In a way, I'm a bit embarrassed to share that I served a frozen cake to friends. At the same time, I'm also a bit proud of the fact that it is possible to bake from scratch but still manage your life so that you don't have to do everything at the last minute. I feel it's important to share this with others of you who have some time to bake, but maybe not at the times you most want to have baked goods. Don't be afraid to use your freezer, especially if you freeze things properly so they will be well-preserved.
Cake should be frozen on a plate just for 30 minutes or so, so they are firm enough that you can handle them and wrap them tightly. Wrap tightly in plastic wrap, and then in foil. Label them so you know what they are, and place them carefully in the freezer until they are solid - you don't want anything heavy or sharp poking into it or it will dent! Frostings freeze really well and can be defrosted and refrozen multiple times without much problem. Cakes can also be filled and frosted and then frozen - this is common with wedding cakes, especially the top layer. Just freeze it unwrapped until it is firm, and then wrap it tightly in plastic. Cookies can be frozen as well! Our favorite thing is to make our own dough and freeze it in individual balls, then take out however many we want to bake up fresh. Friends who tell me they don't bake because "I would just eat them all!" have no excuse - bake a few, and freeze the rest of the dough and then you are ready whenever you want to give someone you love a fresh batch of homemade cookies.
I really like how the decoration on this cake turned out. Part of that is simply using a frosting that holds it's shape really well. See below for the buttercream recipe. The cake and the filling were both taken out of the freezer where I'd stored them for five months. Of course, when making something to take to a party, it's hard to sample the cake to know if it's still fresh - I just had to trust that it would be, and that any deterioration would be covered by fresh frosting. But I've done this enough times now that I don't worry about it anymore. I defrost the cake (and the filling and/or frosting, if they were made in advance as well) in the fridge overnight. Fill and frost it and it's ready to go - well, after a few chocolate shavings that is.

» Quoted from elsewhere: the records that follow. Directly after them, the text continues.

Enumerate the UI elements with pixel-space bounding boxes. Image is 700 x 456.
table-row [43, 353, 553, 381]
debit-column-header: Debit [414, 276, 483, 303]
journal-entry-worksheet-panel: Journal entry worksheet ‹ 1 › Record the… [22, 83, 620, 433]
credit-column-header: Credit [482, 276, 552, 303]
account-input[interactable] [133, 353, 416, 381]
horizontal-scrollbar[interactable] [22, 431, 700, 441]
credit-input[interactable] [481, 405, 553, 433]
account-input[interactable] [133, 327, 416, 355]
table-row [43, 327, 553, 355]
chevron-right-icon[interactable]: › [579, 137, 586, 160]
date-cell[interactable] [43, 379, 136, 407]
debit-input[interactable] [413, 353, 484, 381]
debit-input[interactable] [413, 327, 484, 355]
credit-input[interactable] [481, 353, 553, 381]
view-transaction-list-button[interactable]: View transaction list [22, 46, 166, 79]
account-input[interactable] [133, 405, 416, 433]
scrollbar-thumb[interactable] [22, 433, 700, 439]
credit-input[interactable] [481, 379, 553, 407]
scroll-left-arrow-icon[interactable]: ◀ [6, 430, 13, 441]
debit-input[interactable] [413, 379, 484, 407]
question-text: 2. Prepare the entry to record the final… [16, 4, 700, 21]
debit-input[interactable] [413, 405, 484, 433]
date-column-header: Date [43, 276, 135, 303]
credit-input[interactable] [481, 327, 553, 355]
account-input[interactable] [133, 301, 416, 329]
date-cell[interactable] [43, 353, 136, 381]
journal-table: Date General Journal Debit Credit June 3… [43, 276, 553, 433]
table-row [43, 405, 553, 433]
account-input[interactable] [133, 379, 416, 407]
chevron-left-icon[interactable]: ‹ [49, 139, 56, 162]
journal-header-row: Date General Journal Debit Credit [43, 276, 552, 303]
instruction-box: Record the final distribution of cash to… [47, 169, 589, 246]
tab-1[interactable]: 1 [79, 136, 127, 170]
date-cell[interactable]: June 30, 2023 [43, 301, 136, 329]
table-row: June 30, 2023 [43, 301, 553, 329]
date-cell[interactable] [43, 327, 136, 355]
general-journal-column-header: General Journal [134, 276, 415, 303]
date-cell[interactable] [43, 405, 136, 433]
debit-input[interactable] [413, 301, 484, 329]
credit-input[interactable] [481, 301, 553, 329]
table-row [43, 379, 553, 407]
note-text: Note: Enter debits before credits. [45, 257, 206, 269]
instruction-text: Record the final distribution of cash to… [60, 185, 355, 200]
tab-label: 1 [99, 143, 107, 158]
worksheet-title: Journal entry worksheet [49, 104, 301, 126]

Amazingly Simple Buttercream
from Laura Temple
1 1/2 cups of sugar
6 large egg whites 4 cubes of unsalted butter (1 pound) softened to room temperature
3/4 teaspoon real vanilla
Put egg whites and sugar in top of double boiler over simmering water. Whisk until temperature reaches 160 degrees. Remove from heat and move to a stand mixer bowl. Whip on medium high until they are room temperature. (Wrap ice packs or bags of frozen vegetables around the base of the bowl to speed cooling).
Once the whites/sugar mixture is at room temperature, keep mixing, and add the butter a couple of tablespoons at a time until all is incorporated. It might looked curdled part-way through, but just keep going and it will come together. Add the vanilla and mix just enough to incorporate it fully. Stir in any optional food coloring. This makes a great stark-white buttercream on its own.